September, the world blushes golden, the harvest, the oranging of squash, and the yellowing of number two pencils and back to school buses.

breakfast and morning pages

arriving at King's High School to sub


lunch with the girls

CSA box goodies

Matt's night to cook dinner

dinner: spinach and goat cheese risotto

the Strong

dessert: nectarine tarts

Tuesday, September 08, 2009

Another Sunday Afternoon in the Kitchen

This week our CSA box was chock full of inspiring produce: green-husked tomatillos became a salsa verde with pineapple and jalapenos; beefsteak tomatoes became a last hurrah summer tomato saute with linguine; and shallots found their way into a Julia Child-inspired chicken with mushrooms in a port and cream reduction.

But best of all (or most picturesque, I should qualify) was the Pear and Honey Custard Tart that I made from Leslie Mackie's Macrina Cafe Cookbook.
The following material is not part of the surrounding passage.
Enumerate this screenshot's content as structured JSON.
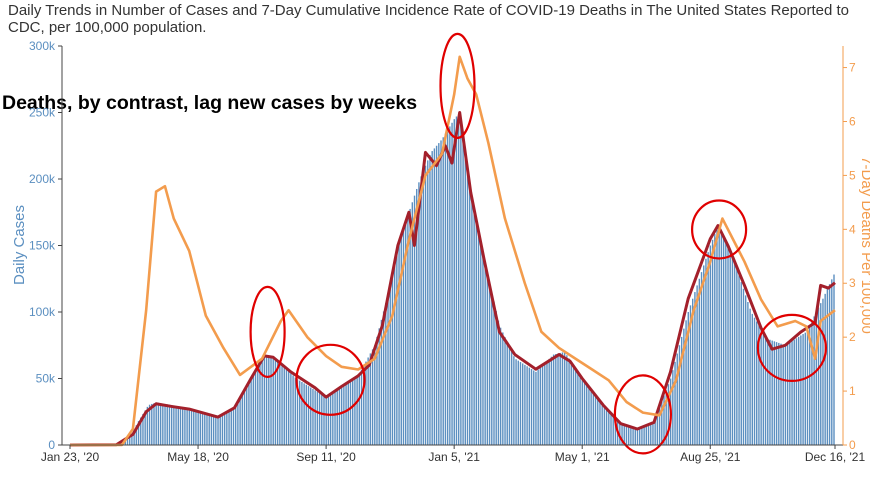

I received some blushing russet colored pears that set me in mind of something warm and sweet for the wonderfully stormy weather this weekend. Did anyone else spend Sunday morning indoors with the candles lit, coffee in hand, and a good book to keep them company with the drumming of the rain on the rooftop? The only thing that could make such a day even better is baking.

I had tried, and not been pleased with the results of, a Jamie Oliver Pear Tarte Tatin recipe last year, so I thought it was time to find a new pear dessert recipe. This one by Ms. Mackie let me continue sampling her cookbook and also use my new tart pan.
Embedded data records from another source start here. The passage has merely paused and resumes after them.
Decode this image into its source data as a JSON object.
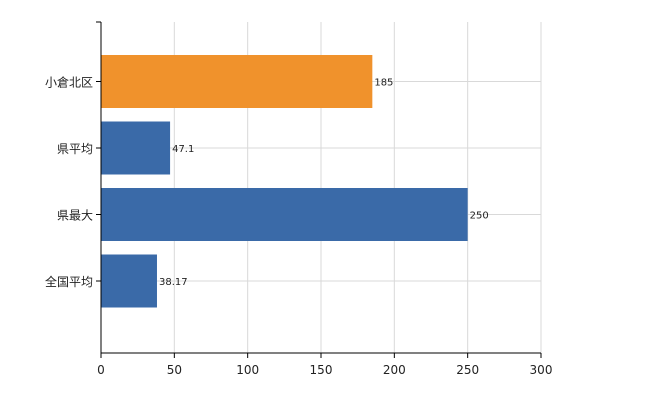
{
  "chart_data": {
    "type": "bar",
    "orientation": "horizontal",
    "categories": [
      "小倉北区",
      "県平均",
      "県最大",
      "全国平均"
    ],
    "values": [
      185,
      47.1,
      250,
      38.17
    ],
    "value_labels": [
      "185",
      "47.1",
      "250",
      "38.17"
    ],
    "colors": [
      "#f0922c",
      "#3a6aa8",
      "#3a6aa8",
      "#3a6aa8"
    ],
    "xlim": [
      0,
      300
    ],
    "xticks": [
      0,
      50,
      100,
      150,
      200,
      250,
      300
    ],
    "grid": true,
    "title": "",
    "xlabel": "",
    "ylabel": ""
  }
}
After making the world's easiest tart crust*, I pressed it into my tart pan, then put it into the freezer to chill for a half-hour before I pre-baked the dough in a 350 degree oven under parchment paper and baking weights (I use dried beans). Leslie suggests 25 minutes of baking time, but mine took a good deal longer before it was golden--I probably buried it in too many beans. Meanwhile I prepared the rest of the elements.

*[Sweet Almond Dough: 2 tablespoons of toasted and ground almonds (toast about 1/4 cup of whole raw almonds for 10 minutes in 350 degree oven before grinding), 1-1/2 cups flour, 1/2 cup sugar, 1 stick (8 Tbs) melted butter, and 1/2 tsp each of vanilla and almond extracts]
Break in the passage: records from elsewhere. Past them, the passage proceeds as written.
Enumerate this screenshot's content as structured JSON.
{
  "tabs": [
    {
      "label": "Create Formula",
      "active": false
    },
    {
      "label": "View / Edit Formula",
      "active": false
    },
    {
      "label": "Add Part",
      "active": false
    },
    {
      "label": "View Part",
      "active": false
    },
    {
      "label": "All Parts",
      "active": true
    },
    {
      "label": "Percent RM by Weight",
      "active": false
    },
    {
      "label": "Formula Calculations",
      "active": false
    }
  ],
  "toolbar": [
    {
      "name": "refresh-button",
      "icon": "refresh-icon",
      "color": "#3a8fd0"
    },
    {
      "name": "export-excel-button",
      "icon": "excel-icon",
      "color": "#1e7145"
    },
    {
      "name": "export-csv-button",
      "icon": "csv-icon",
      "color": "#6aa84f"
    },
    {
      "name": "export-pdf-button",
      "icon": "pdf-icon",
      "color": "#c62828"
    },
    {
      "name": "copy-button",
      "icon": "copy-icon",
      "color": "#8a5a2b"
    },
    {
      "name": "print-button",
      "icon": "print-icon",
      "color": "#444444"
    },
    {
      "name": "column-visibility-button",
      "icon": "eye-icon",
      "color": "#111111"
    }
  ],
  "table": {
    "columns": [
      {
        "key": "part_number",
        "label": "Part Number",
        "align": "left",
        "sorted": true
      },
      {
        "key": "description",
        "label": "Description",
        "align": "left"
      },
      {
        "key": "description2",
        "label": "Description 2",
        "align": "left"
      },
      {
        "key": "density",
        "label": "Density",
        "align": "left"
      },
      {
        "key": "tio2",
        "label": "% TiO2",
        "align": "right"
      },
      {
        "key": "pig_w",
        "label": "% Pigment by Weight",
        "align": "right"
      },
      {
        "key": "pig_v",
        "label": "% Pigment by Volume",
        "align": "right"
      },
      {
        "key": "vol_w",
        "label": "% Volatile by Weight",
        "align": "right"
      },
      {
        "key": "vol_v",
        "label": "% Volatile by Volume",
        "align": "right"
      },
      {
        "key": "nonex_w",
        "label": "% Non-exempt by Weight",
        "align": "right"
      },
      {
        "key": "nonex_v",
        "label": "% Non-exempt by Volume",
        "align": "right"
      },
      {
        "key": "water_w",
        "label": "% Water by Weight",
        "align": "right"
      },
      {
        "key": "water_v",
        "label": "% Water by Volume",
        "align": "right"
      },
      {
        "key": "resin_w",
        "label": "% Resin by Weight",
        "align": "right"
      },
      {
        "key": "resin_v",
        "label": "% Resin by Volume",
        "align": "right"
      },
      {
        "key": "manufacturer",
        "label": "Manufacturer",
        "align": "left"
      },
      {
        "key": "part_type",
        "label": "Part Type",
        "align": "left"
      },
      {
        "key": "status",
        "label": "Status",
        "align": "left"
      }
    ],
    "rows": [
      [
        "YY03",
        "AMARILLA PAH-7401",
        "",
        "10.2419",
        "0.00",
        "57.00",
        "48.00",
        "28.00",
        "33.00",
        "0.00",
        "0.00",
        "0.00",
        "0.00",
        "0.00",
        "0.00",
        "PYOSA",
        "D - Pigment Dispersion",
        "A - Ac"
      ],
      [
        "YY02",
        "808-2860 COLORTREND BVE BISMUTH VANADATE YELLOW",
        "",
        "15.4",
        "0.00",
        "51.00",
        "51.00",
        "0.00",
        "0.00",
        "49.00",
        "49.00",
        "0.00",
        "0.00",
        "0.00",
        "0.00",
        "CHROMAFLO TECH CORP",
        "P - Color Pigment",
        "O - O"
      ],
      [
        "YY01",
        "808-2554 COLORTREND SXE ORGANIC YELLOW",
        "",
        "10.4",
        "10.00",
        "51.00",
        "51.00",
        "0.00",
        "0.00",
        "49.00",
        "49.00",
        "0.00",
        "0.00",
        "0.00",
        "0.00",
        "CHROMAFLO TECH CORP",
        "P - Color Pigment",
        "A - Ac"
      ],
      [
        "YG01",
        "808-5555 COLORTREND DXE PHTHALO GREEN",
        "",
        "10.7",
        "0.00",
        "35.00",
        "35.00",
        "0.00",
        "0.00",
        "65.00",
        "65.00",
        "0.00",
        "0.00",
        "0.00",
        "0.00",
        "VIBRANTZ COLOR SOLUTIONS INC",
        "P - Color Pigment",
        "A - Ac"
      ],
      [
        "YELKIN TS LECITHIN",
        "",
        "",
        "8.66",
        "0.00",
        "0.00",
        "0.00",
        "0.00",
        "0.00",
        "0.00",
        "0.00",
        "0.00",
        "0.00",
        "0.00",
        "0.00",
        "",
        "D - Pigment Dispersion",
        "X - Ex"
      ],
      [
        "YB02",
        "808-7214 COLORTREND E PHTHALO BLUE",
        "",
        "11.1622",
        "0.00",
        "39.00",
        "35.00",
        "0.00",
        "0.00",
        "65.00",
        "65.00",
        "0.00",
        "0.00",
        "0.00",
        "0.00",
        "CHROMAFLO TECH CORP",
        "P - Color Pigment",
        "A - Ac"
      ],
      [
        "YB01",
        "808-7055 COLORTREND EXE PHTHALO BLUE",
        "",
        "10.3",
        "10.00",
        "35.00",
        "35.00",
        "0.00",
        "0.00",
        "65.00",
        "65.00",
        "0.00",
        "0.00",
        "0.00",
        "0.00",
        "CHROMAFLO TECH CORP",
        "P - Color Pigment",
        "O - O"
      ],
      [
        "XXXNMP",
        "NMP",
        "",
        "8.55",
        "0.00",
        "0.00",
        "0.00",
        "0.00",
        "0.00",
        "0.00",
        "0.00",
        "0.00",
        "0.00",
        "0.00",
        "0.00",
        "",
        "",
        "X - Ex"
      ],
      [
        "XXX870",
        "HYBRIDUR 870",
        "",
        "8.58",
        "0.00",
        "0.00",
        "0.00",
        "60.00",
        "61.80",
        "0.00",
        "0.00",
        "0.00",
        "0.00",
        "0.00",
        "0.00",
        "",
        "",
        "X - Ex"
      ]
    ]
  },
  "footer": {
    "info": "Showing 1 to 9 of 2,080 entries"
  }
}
First I peeled and cored the pears, then I brought 3 cups of white wine and 3/4 cup of sugar to the boil and simmered it for about five minutes before I slipped the pears, rounded side down into the glaze.

I cooked them until they were fork tender and then pulled them out with a slotted spoon. By then my crust was ready and I sliced the pears lengthwise again and arranged them on top.

Next, I whisked together my custard ingredients.*

*[1 cup of heavy cream, 2 eggs, 1/2 cup of honey, 2 tablespoons of flour and 1/2 a teaspoon each of vanilla and almond extracts.]

All I had to do was to pour this over the tart and pop it all back into the 350 degree oven for 50 minutes. I kept the wine glaze on a low heat so that it could reduce even more and be used over the top at the end.

When the custard was set and golden (not quite there yet in the above photo), the tart was done. I let it cool for about 30 minutes, then poured some of the glaze over the top and garnished the edges with extra toasted, ground almonds.

All in all it was a success. The custard was delicious and the almond flavor was subtle and complimentary to the pears. I could see using nectarines, apples, or plums in lieu of pears.

My only complaints were that my crust was a bit too crunchy in places and I probably cooked it too long (less baking weights next time!). The pears also could have been more tender. They weren't fully ripe when I cooked them, so they needed more time in the wine glaze than Leslie's suggestion (7-10 minutes). My glaze could also have been more reduced and thicker at the time I poured it on the tart. The merits of this recipe far outweigh my mistakes, and I will certainly give it another try, armed with the knowledge gained from this first go around.

On another foody note, I was pleasantly entertained with Julie and Julia, the movie. My mom and I went together last Thursday and I spent the 2 hours laughing out loud often and falling in love with French food and these two well-acted characters. I think an edition of Julia Child's Mastering the Art of French Cooking may find its way onto my Christmas list.

Oh Christmas! Holiday foods are so exciting to think about. But before I get too far ahead of myself, I think it's time to focus on these last few boxes of late summer produce from Hedlin Farms and to stock up on homemade soups and sauces in my freezer. I, for one, will be praying for rainy days to keep me indoors and in front of my stove.